Comment l'instruction professionnelle peut-elle développer l'intelligence dans une mesure qui échappe tout à fait à l'instruction classique: c'est ce que M. Taine montre fort bien.

«Les idées ne se forment que dans leur milieu naturel et normal; ce qui fait végéter leur germe, ce sont les innombrables impressions sensibles que le jeune homme reçoit tous les jours à l'atelier, dans la mine, au tribunal, à l'étude, sur le chantier, à l'hôpital, au spectacle des outils, des matériaux et des opérations, en présence des clients, des ouvriers, du travail, de l'ouvrage bien ou mal fait, dispendieux ou lucratif: voilà les petites perceptions particulières des yeux, de l'oreille, des mains et même de l'odorat, qui, involontairement recueillies et sourdement élaborées, s'organisent en lui pour lui suggérer tôt ou tard telle combinaison nouvelle, simplification, économie, perfectionnement ou invention. De tous ces contacts précieux, de tous ces éléments assimilables et indispensables, le jeune Français est privé, et justement pendant l'âge fécond; sept ou huit années durant, il est séquestré dans une école, loin de l'expérience directe et personnelle qui lui aurait donné la notion exacte et vive des choses, des hommes et des diverses façons de les manier.»

«... Au moins neuf sur dix ont perdu leur temps et leur peine, plusieurs années de leur vie, et des années efficaces, importantes ou même décisives: comptez d'abord la moitié ou les deux tiers de ceux qui se présentent à l'examen, je veux dire les refusés; ensuite, parmi les admis, gradués, brevetés et diplômés, encore la moitié ou les deux tiers, je veux dire les surmenés. On leur a demandé trop en exigeant que tel jour, sur une chaise ou devant un tableau, ils fussent, deux heures durant et pour un groupe de sciences, des répertoires vivants de toute la connaissance humaine; en effet, ils ont été cela, ou à peu près, ce jour-là, pendant deux heures; mais, un mois plus tard, ils ne le sont plus; ils ne pourraient pas subir de nouveau l'examen; leurs acquisitions, trop nombreuses et trop lourdes, glissent incessamment hors de leur esprit, et ils n'en font pas de nouvelles. Leur vigueur mentale a fléchi; la sève féconde est tarie; l'homme fait apparaît, et, souvent c'est l'homme fini. Celui-ci, rangé, marié, résigné à tourner en cercle et indéfiniment dans le même cercle, se cantonne dans son office restreint; il le remplit correctement, rien au delà. Tel est le rendement moyen; certainement la recette n'équilibre pas la dépense. En Angleterre et en Amérique, où, comme jadis avant 1789, en France, on emploie le procédé inverse, le rendement obtenu est égal ou supérieur.»

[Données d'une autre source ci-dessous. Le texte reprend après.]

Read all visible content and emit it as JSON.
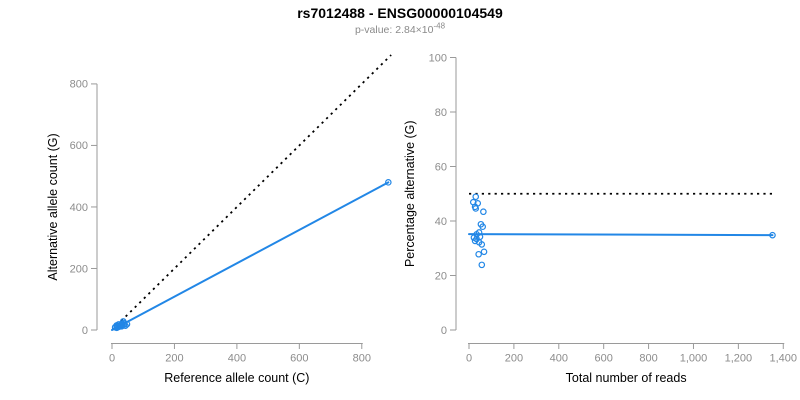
{
  "header": {
    "title": "rs7012488 - ENSG00000104549",
    "subtitle_base": "p-value: 2.84×10",
    "subtitle_exponent": "-48"
  },
  "colors": {
    "accent_blue": "#2287e6",
    "reference_line_black": "#000000",
    "tick_label_gray": "#8c8c8c",
    "axis_line_gray": "#9a9a9a",
    "subtitle_gray": "#8a8a8a",
    "title_black": "#000000"
  },
  "chart_data": [
    {
      "name": "allele-count-scatter",
      "type": "scatter",
      "xlabel": "Reference allele count (C)",
      "ylabel": "Alternative allele count (G)",
      "xlim": [
        0,
        900
      ],
      "ylim": [
        0,
        894
      ],
      "xticks": [
        0,
        200,
        400,
        600,
        800
      ],
      "xtick_labels": [
        "0",
        "200",
        "400",
        "600",
        "800"
      ],
      "yticks": [
        0,
        200,
        400,
        600,
        800
      ],
      "ytick_labels": [
        "0",
        "200",
        "400",
        "600",
        "800"
      ],
      "grid": false,
      "legend": null,
      "points": [
        [
          15,
          15
        ],
        [
          10,
          9
        ],
        [
          21,
          18
        ],
        [
          15,
          12
        ],
        [
          17,
          13
        ],
        [
          36,
          28
        ],
        [
          32,
          21
        ],
        [
          38,
          23
        ],
        [
          29,
          16
        ],
        [
          22,
          12
        ],
        [
          32,
          17
        ],
        [
          15,
          7
        ],
        [
          23,
          11
        ],
        [
          18,
          9
        ],
        [
          31,
          14
        ],
        [
          39,
          18
        ],
        [
          48,
          19
        ],
        [
          31,
          12
        ],
        [
          43,
          14
        ],
        [
          885,
          480
        ]
      ],
      "reference_line": {
        "label": "identity 50% line",
        "x1": 0,
        "y1": 0,
        "x2": 894,
        "y2": 894,
        "style": "dotted"
      },
      "fit_line": {
        "label": "fitted allelic ratio line",
        "x1": 0,
        "y1": 0,
        "x2": 885,
        "y2": 480,
        "style": "solid"
      }
    },
    {
      "name": "percentage-scatter",
      "type": "scatter",
      "xlabel": "Total number of reads",
      "ylabel": "Percentage alternative (G)",
      "xlim": [
        0,
        1430
      ],
      "ylim": [
        0,
        100
      ],
      "xticks": [
        0,
        200,
        400,
        600,
        800,
        1000,
        1200,
        1400
      ],
      "xtick_labels": [
        "0",
        "200",
        "400",
        "600",
        "800",
        "1,000",
        "1,200",
        "1,400"
      ],
      "yticks": [
        0,
        20,
        40,
        60,
        80,
        100
      ],
      "ytick_labels": [
        "0",
        "20",
        "40",
        "60",
        "80",
        "100"
      ],
      "grid": false,
      "legend": null,
      "points": [
        [
          30,
          48.9
        ],
        [
          19,
          46.9
        ],
        [
          39,
          46.5
        ],
        [
          27,
          45.2
        ],
        [
          30,
          44.6
        ],
        [
          64,
          43.4
        ],
        [
          53,
          38.8
        ],
        [
          61,
          37.9
        ],
        [
          45,
          35.8
        ],
        [
          34,
          35.1
        ],
        [
          49,
          34.2
        ],
        [
          22,
          33.9
        ],
        [
          34,
          33.4
        ],
        [
          27,
          32.7
        ],
        [
          45,
          32.2
        ],
        [
          57,
          31.4
        ],
        [
          67,
          28.7
        ],
        [
          43,
          27.8
        ],
        [
          57,
          23.9
        ],
        [
          1352,
          34.8
        ]
      ],
      "reference_line": {
        "label": "50 percent reference line",
        "x1": 0,
        "y1": 50,
        "x2": 1360,
        "y2": 50,
        "style": "dotted"
      },
      "fit_line": {
        "label": "mean percentage line",
        "x1": 0,
        "y1": 35.2,
        "x2": 1352,
        "y2": 34.8,
        "style": "solid"
      }
    }
  ]
}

L'illustre psychologue nous montre ensuite la différence de notre système avec celui des Anglo-Saxons. Ces derniers ne possèdent pas nos innombrables écoles spéciales; chez eux l'enseignement n'est pas donné par le livre, mais par la chose elle-même. L'ingénieur, par exemple, se forme dans un atelier et jamais dans une école; ce qui permet à chacun d'arriver exactement au degré que comporte son intelligence, ouvrier ou contremaître s'il ne peut aller plus loin, ingénieur si ses aptitudes l'y conduisent. C'est là un procédé autrement

démocratique et autrement utile pour la société que de faire dépendre toute la carrière d'un individu d'un concours de quelques heures subi à dix-huit ou vingt ans.